La storia mette a confronto la giovinezza e la vecchiaia. Da un lato il giovane Victor che, nonostante l’inesperienza, non crede al matrimonio, dall’altro lo scontroso e solitario zio, mai conosciuto, che si è ritirato a vivere in un eremo protetto da una boscaglia, in seguito alle delusioni avute durante la sua esistenza. L’arrivo del nipote, però, risveglia nel vecchio scapolo uno slancio idealistico. Lo zio confessa al nipote che solo per vicende familiari non gli è stato possibile stargli accanto e insegnargli a essere «un’aquila che tiene il mondo nei suoi artigli e, quando è necessario, lo lascia cadere tranquillamente nell’abisso». Quindi lo esorta a non fare i suoi errori e a non avere rimpianti, rinchiudendosi nella solitudine.
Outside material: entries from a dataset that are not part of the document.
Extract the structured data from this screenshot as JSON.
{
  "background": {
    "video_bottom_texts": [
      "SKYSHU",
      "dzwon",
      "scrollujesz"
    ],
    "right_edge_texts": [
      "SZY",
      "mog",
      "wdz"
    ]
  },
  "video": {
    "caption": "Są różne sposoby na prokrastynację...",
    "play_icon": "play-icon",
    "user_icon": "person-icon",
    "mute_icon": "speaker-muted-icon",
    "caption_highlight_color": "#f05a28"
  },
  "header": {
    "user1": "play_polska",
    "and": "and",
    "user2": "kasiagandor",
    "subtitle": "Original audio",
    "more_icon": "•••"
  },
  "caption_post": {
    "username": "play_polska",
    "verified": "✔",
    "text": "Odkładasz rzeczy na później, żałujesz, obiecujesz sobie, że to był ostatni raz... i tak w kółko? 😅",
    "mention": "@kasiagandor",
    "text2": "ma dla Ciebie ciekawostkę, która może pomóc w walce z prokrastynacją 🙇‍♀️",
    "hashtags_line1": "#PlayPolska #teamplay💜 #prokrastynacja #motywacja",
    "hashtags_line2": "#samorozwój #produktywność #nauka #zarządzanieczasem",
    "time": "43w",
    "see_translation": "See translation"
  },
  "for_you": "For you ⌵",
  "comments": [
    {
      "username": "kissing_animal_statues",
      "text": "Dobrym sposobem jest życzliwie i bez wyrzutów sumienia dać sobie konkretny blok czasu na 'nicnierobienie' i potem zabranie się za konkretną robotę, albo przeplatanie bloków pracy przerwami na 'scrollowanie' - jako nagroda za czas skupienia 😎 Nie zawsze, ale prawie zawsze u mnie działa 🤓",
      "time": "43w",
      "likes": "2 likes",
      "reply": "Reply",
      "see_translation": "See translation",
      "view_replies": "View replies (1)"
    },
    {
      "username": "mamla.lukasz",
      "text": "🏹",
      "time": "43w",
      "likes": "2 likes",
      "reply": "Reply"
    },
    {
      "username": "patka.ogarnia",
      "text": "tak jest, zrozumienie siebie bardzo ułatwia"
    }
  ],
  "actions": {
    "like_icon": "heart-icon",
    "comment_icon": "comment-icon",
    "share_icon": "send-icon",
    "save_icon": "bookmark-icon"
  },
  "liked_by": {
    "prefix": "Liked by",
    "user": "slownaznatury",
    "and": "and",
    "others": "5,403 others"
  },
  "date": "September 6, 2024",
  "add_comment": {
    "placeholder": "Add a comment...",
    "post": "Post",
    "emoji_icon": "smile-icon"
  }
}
Che si abbandoni all’amore e si sposi, gli suggerisce.

Nello splendido monologo finale, lo zio rimprovera al ragazzo di non conoscere la vita ma la vecchiaia. La lezione prosegue sostenendo che «la vita è una cosa scintillante, nel cui abisso ci si getta- e persino nell’abisso è bella - e la vecchiaia è una falena che svolazza lugubre attorno alle nostre orecchie, e già se n’è andata prima che abbiamo potuto riconoscerne i colori». A cosa serve vivere, si chiede retoricamente lo zio, se non hai generato una vita che perdurerà dopo la tua?
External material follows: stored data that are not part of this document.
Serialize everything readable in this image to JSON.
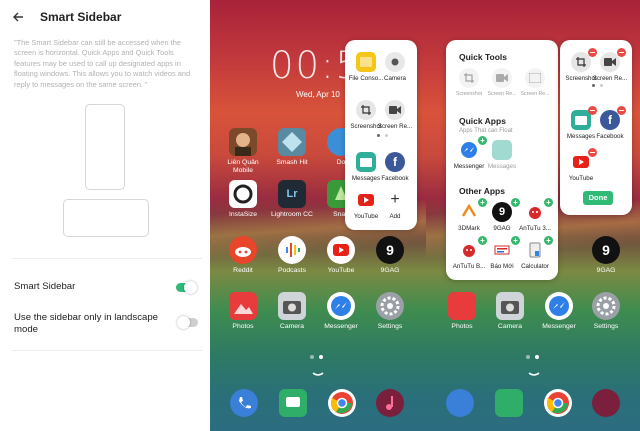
{
  "settings": {
    "title": "Smart Sidebar",
    "description": "\"The Smart Sidebar can still be accessed when the screen is horizontal. Quick Apps and Quick Tools features may be used to call up designated apps in floating windows. This allows you to watch videos and reply to messages on the same screen. \"",
    "options": [
      {
        "label": "Smart Sidebar",
        "enabled": true
      },
      {
        "label": "Use the sidebar only in landscape mode",
        "enabled": false
      }
    ]
  },
  "home": {
    "time": "00:5",
    "date": "Wed, Apr 10",
    "apps": [
      {
        "label": "Liên Quân Mobile",
        "color": "#7a4a2a",
        "icon": "game-icon"
      },
      {
        "label": "Smash Hit",
        "color": "#5a8aa0",
        "icon": "smash-hit-icon"
      },
      {
        "label": "Do",
        "color": "#3b8fd6",
        "icon": "app-icon"
      },
      {
        "label": "InstaSize",
        "color": "#ffffff",
        "icon": "instasize-icon"
      },
      {
        "label": "Lightroom CC",
        "color": "#1f2a35",
        "icon": "lightroom-icon",
        "glyph": "Lr"
      },
      {
        "label": "Snap",
        "color": "#3a9a3a",
        "icon": "snapseed-icon"
      },
      {
        "label": "Reddit",
        "color": "#e8452a",
        "icon": "reddit-icon"
      },
      {
        "label": "Podcasts",
        "color": "#ffffff",
        "icon": "podcasts-icon"
      },
      {
        "label": "YouTube",
        "color": "#ffffff",
        "icon": "youtube-icon"
      },
      {
        "label": "9GAG",
        "color": "#111111",
        "icon": "9gag-icon",
        "glyph": "9"
      },
      {
        "label": "Photos",
        "color": "#e83b3b",
        "icon": "photos-icon"
      },
      {
        "label": "Camera",
        "color": "#cfd4d8",
        "icon": "camera-icon"
      },
      {
        "label": "Messenger",
        "color": "#2f7fe8",
        "icon": "messenger-icon"
      },
      {
        "label": "Settings",
        "color": "#9aa0a6",
        "icon": "settings-gear-icon"
      }
    ],
    "dock": [
      {
        "icon": "phone-icon",
        "color": "#3a7fd8"
      },
      {
        "icon": "messages-icon",
        "color": "#2fae6a"
      },
      {
        "icon": "chrome-icon",
        "color": "#ffffff"
      },
      {
        "icon": "music-icon",
        "color": "#7a1f3c"
      }
    ]
  },
  "sidebar": {
    "items": [
      {
        "label": "File Conso...",
        "icon": "file-manager-icon",
        "color": "#f5c518"
      },
      {
        "label": "Camera",
        "icon": "camera-icon",
        "color": "#e8e8e8"
      },
      {
        "label": "Screenshot",
        "icon": "screenshot-icon",
        "color": "#e6e6e6"
      },
      {
        "label": "Screen Re...",
        "icon": "screen-record-icon",
        "color": "#e6e6e6"
      },
      {
        "label": "Messages",
        "icon": "messages-icon",
        "color": "#2fae9a"
      },
      {
        "label": "Facebook",
        "icon": "facebook-icon",
        "color": "#3b5998"
      },
      {
        "label": "YouTube",
        "icon": "youtube-icon",
        "color": "#ffffff"
      },
      {
        "label": "Add",
        "icon": "add-icon",
        "color": "#ffffff"
      }
    ]
  },
  "edit": {
    "quick_tools_title": "Quick Tools",
    "quick_tools": [
      "Screenshot",
      "Screen Re...",
      "Screen Re..."
    ],
    "quick_apps_title": "Quick Apps",
    "quick_apps_subtitle": "Apps That can Float",
    "quick_apps": [
      "Messenger",
      "Messages"
    ],
    "other_apps_title": "Other Apps",
    "other_apps": [
      "3DMark",
      "9GAG",
      "AnTuTu 3...",
      "AnTuTu B...",
      "Báo Mới",
      "Calculator"
    ],
    "side_items": [
      "Screenshot",
      "Screen Re...",
      "Messages",
      "Facebook",
      "YouTube"
    ],
    "done_label": "Done"
  }
}
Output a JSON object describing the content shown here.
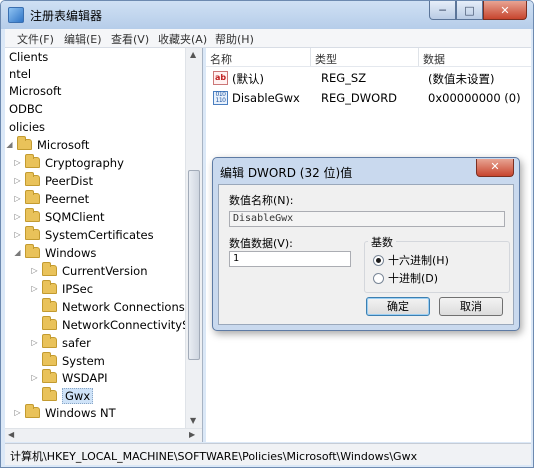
{
  "window": {
    "title": "注册表编辑器",
    "buttons": {
      "minimize": "─",
      "maximize": "□",
      "close": "✕"
    }
  },
  "menu": [
    "文件(F)",
    "编辑(E)",
    "查看(V)",
    "收藏夹(A)",
    "帮助(H)"
  ],
  "tree": [
    {
      "label": "Clients",
      "expander": ""
    },
    {
      "label": "ntel",
      "expander": ""
    },
    {
      "label": "Microsoft",
      "expander": ""
    },
    {
      "label": "ODBC",
      "expander": ""
    },
    {
      "label": "olicies",
      "expander": ""
    },
    {
      "label": "Microsoft",
      "expander": "◢",
      "folder": true
    },
    {
      "label": "Cryptography",
      "expander": "▷",
      "folder": true
    },
    {
      "label": "PeerDist",
      "expander": "▷",
      "folder": true
    },
    {
      "label": "Peernet",
      "expander": "▷",
      "folder": true
    },
    {
      "label": "SQMClient",
      "expander": "▷",
      "folder": true
    },
    {
      "label": "SystemCertificates",
      "expander": "▷",
      "folder": true
    },
    {
      "label": "Windows",
      "expander": "◢",
      "folder": true
    },
    {
      "label": "CurrentVersion",
      "expander": "▷",
      "folder": true
    },
    {
      "label": "IPSec",
      "expander": "▷",
      "folder": true
    },
    {
      "label": "Network Connections",
      "expander": "",
      "folder": true
    },
    {
      "label": "NetworkConnectivityStat",
      "expander": "",
      "folder": true
    },
    {
      "label": "safer",
      "expander": "▷",
      "folder": true
    },
    {
      "label": "System",
      "expander": "",
      "folder": true
    },
    {
      "label": "WSDAPI",
      "expander": "▷",
      "folder": true
    },
    {
      "label": "Gwx",
      "expander": "",
      "folder": true,
      "selected": true
    },
    {
      "label": "Windows NT",
      "expander": "▷",
      "folder": true
    }
  ],
  "columns": {
    "name": "名称",
    "type": "类型",
    "data": "数据"
  },
  "values": [
    {
      "icon": "ab",
      "name": "(默认)",
      "type": "REG_SZ",
      "data": "(数值未设置)"
    },
    {
      "icon": "010\n110",
      "name": "DisableGwx",
      "type": "REG_DWORD",
      "data": "0x00000000 (0)"
    }
  ],
  "status": "计算机\\HKEY_LOCAL_MACHINE\\SOFTWARE\\Policies\\Microsoft\\Windows\\Gwx",
  "dialog": {
    "title": "编辑 DWORD (32 位)值",
    "close": "✕",
    "name_label": "数值名称(N):",
    "name_value": "DisableGwx",
    "data_label": "数值数据(V):",
    "data_value": "1",
    "base_label": "基数",
    "hex_label": "十六进制(H)",
    "dec_label": "十进制(D)",
    "ok": "确定",
    "cancel": "取消"
  }
}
NON SOLO INCANTO LETTERARIO

La storia imbastita da Stifter, in un certo senso è un inno al matrimonio anche se il sentimento “viene e scompare”. Occorre evitare di rimanere sulla vetta delle proprie imprese senza aver generato qualcuno che riceverà quell’eredità, come è accaduto a lui, a cui nessuna donna gli ha dato un figlio. $ Victor, il suo erede. Ma toccherà solo al nipote la decisione. Come al solito, Stifter, al di là del messaggio sulla convenienza del matrimonio, da esperto di botanica e mineralogia, ci regala pagine in cui la descrizione della natura primeggia su tutto. Pochissimi scrittori sono capaci di restituire la magie dei boschi, dei cieli stellati e delle montagne. Da bravo ed effettivo pittore qual è, Stifter dimostra la sua maestria nel saper evocare paesaggi e nell’insegnarci a osservare e ad amare la natura e le cose della vita meno appariscenti.
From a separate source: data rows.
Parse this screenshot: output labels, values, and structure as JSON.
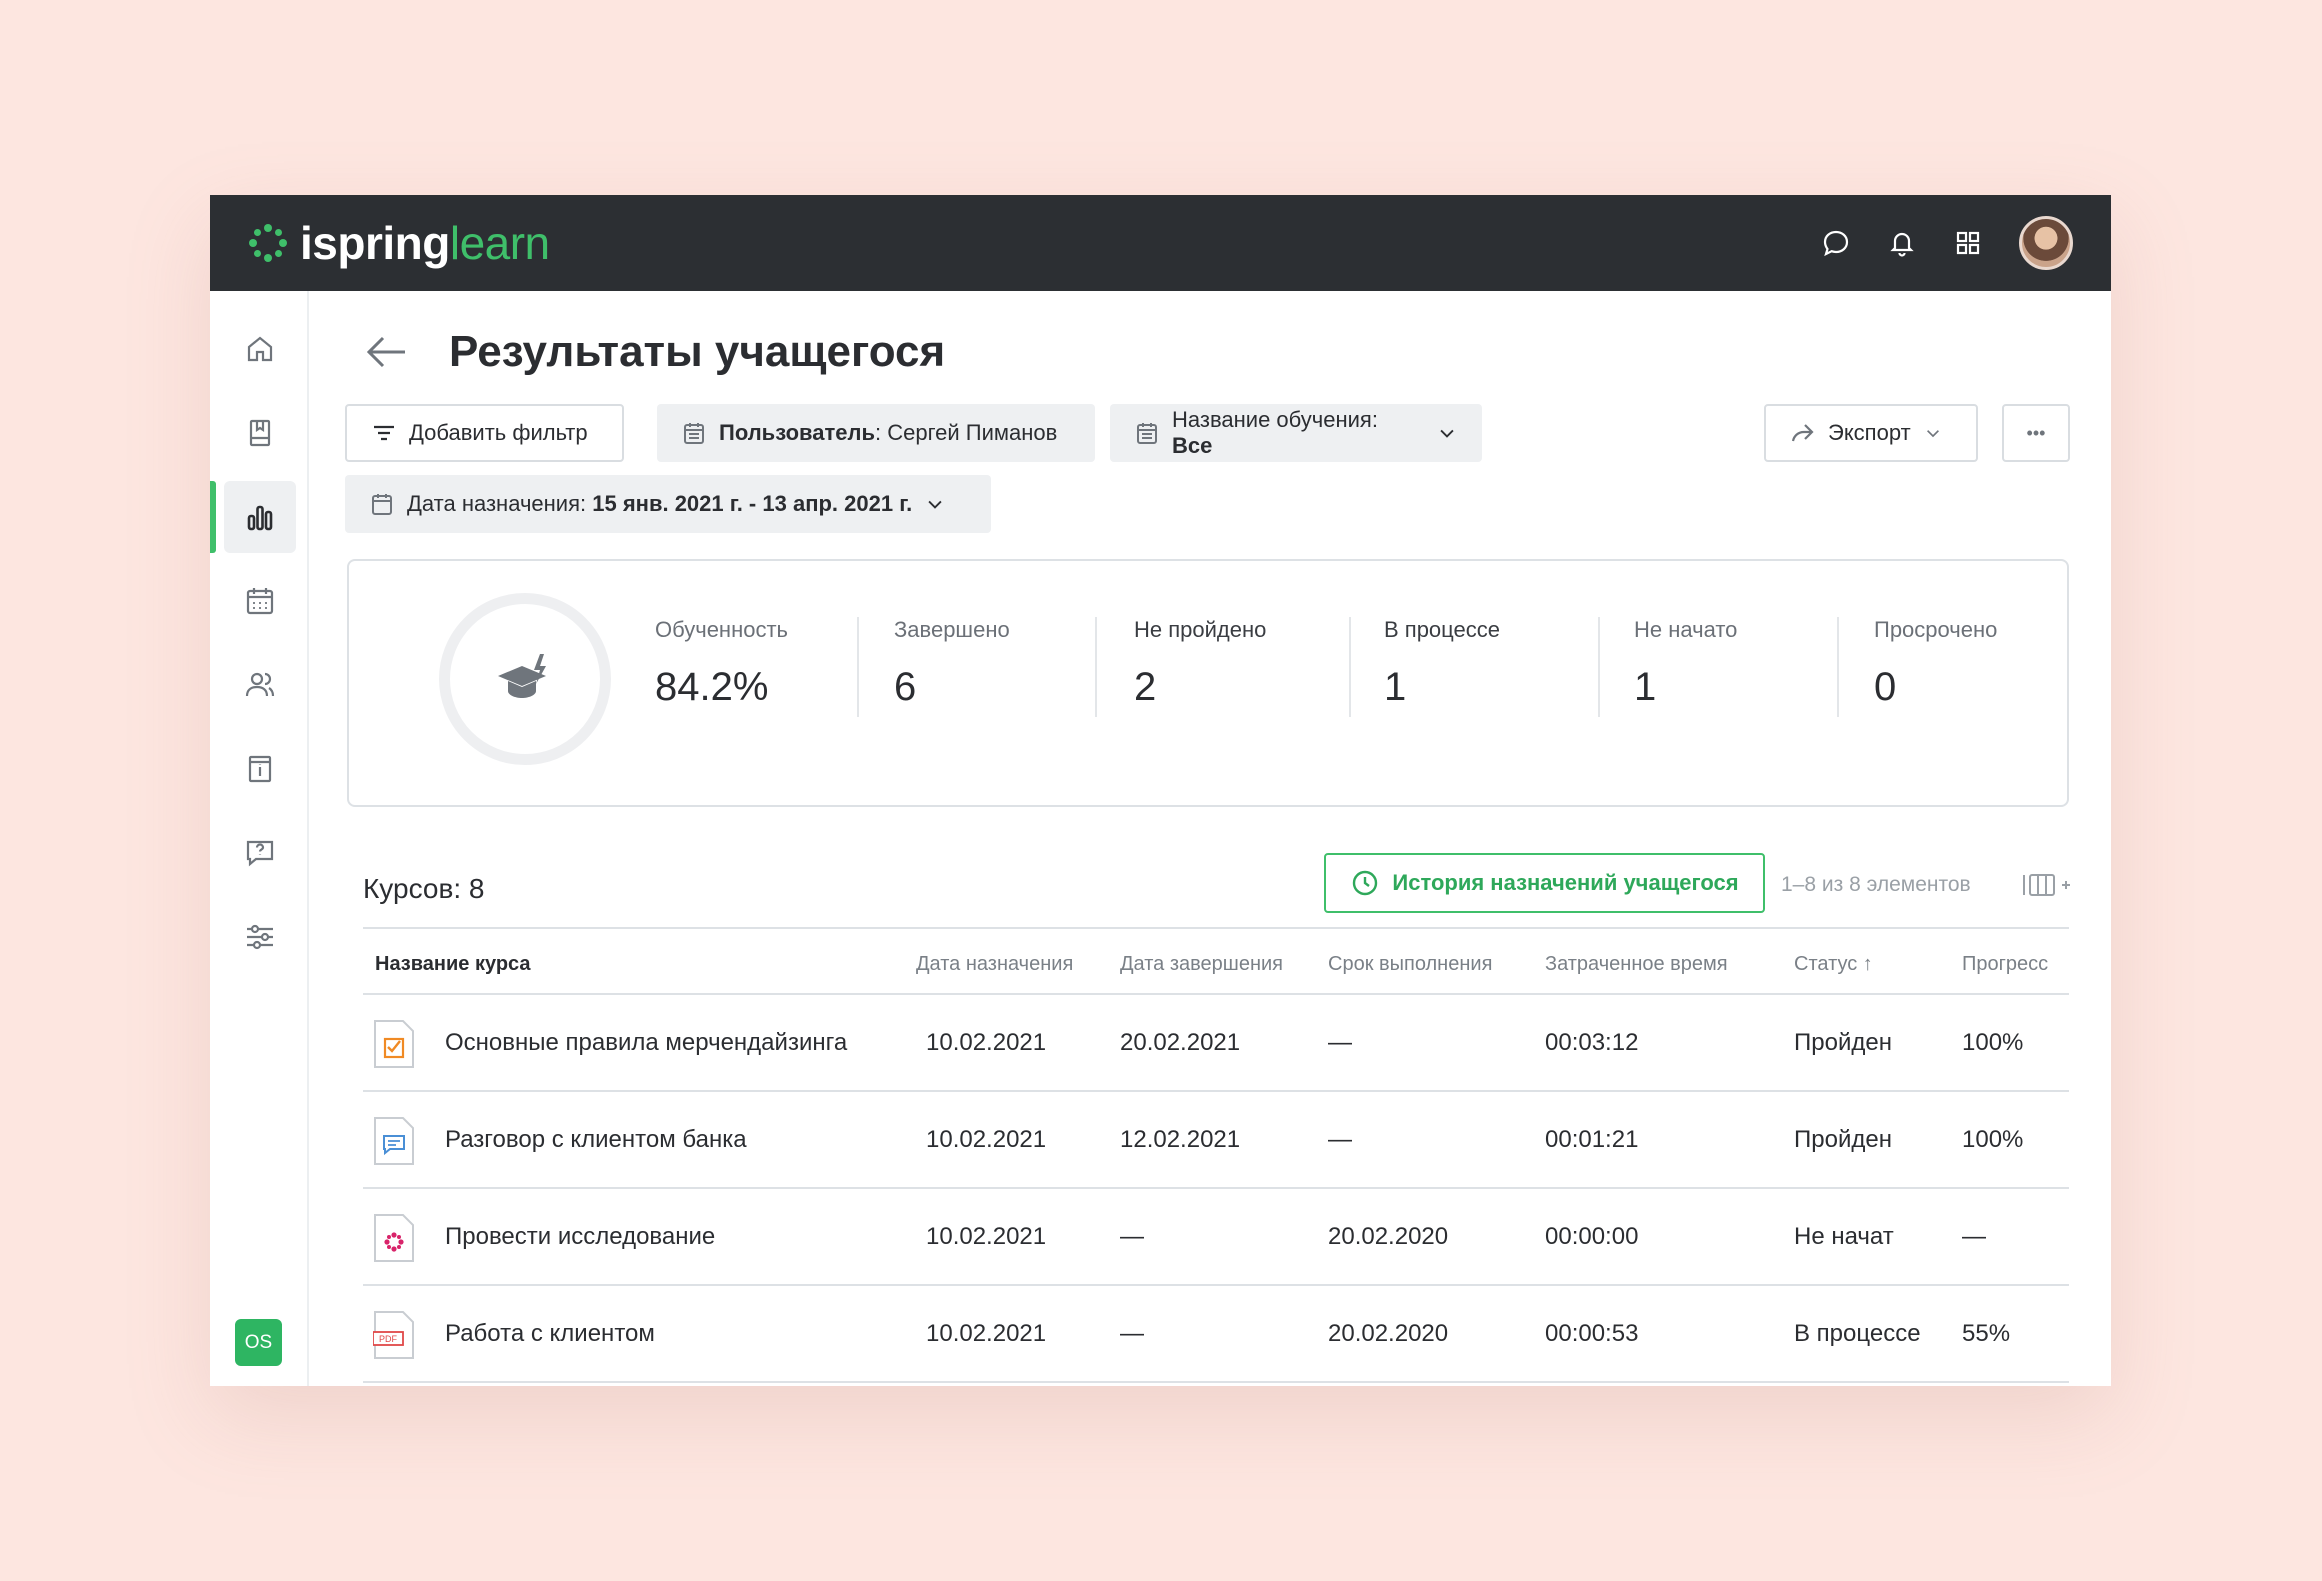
{
  "brand": {
    "name_a": "ispring",
    "name_b": "learn",
    "accent": "#3fbf6a"
  },
  "topbar": {
    "icons": [
      "chat-icon",
      "bell-icon",
      "apps-grid-icon",
      "avatar"
    ]
  },
  "sidebar": {
    "items": [
      "home-icon",
      "library-icon",
      "reports-icon",
      "calendar-icon",
      "users-icon",
      "info-icon",
      "question-icon",
      "settings-icon"
    ],
    "active": "reports-icon",
    "badge": "OS"
  },
  "page": {
    "title": "Результаты учащегося"
  },
  "filters": {
    "add_filter": "Добавить фильтр",
    "user_label": "Пользователь",
    "user_value": ": Сергей Пиманов",
    "training_label": "Название обучения: ",
    "training_value": "Все",
    "date_label": "Дата назначения: ",
    "date_value": "15 янв. 2021 г. - 13 апр. 2021 г."
  },
  "actions": {
    "export": "Экспорт",
    "more": "•••"
  },
  "stats": [
    {
      "label": "Обученность",
      "value": "84.2%"
    },
    {
      "label": "Завершено",
      "value": "6"
    },
    {
      "label": "Не пройдено",
      "value": "2"
    },
    {
      "label": "В процессе",
      "value": "1"
    },
    {
      "label": "Не начато",
      "value": "1"
    },
    {
      "label": "Просрочено",
      "value": "0"
    }
  ],
  "courses": {
    "count_label": "Курсов: 8",
    "history_button": "История назначений учащегося",
    "pager": "1–8 из 8 элементов"
  },
  "table": {
    "columns": [
      "Название курса",
      "Дата назначения",
      "Дата завершения",
      "Срок выполнения",
      "Затраченное время",
      "Статус ↑",
      "Прогресс"
    ],
    "rows": [
      {
        "icon": "quiz-icon",
        "name": "Основные правила мерчендайзинга",
        "assigned": "10.02.2021",
        "completed": "20.02.2021",
        "due": "—",
        "time": "00:03:12",
        "status": "Пройден",
        "progress": "100%"
      },
      {
        "icon": "dialog-icon",
        "name": "Разговор с клиентом банка",
        "assigned": "10.02.2021",
        "completed": "12.02.2021",
        "due": "—",
        "time": "00:01:21",
        "status": "Пройден",
        "progress": "100%"
      },
      {
        "icon": "ispring-course-icon",
        "name": "Провести  исследование",
        "assigned": "10.02.2021",
        "completed": "—",
        "due": "20.02.2020",
        "time": "00:00:00",
        "status": "Не начат",
        "progress": "—"
      },
      {
        "icon": "pdf-icon",
        "name": "Работа с клиентом",
        "assigned": "10.02.2021",
        "completed": "—",
        "due": "20.02.2020",
        "time": "00:00:53",
        "status": "В процессе",
        "progress": "55%"
      }
    ]
  }
}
Ma dietro questo incanto letterario, contrariamente alla requisitoria di Bernhard, in Stifter covano sotto traccia sentimenti autodistruttivi e paure. «Lui stesso si fa la barba, così che nessuno gli tagli la gola, e tutte le notti rinchiude i cani per non essere divorato da loro». Nelle prime due pagine de Il lupo della steppa, Hermann Hesse, ripropone la vicenda umana e la “mite legge” di Stifter. Infatti si pone la questione se durante giornate senza crucci e disperazione, non sia il caso di seguire l’esempio di Stifter e di «essere vittime di una disgrazia facendosi la barba». Nella notte tra il 25 e il 26 gennaio del 1868, sfinito dalla malattia, Stifter si reciderà volontariamente la gola con un rasoio. Morirà due giorni dopo.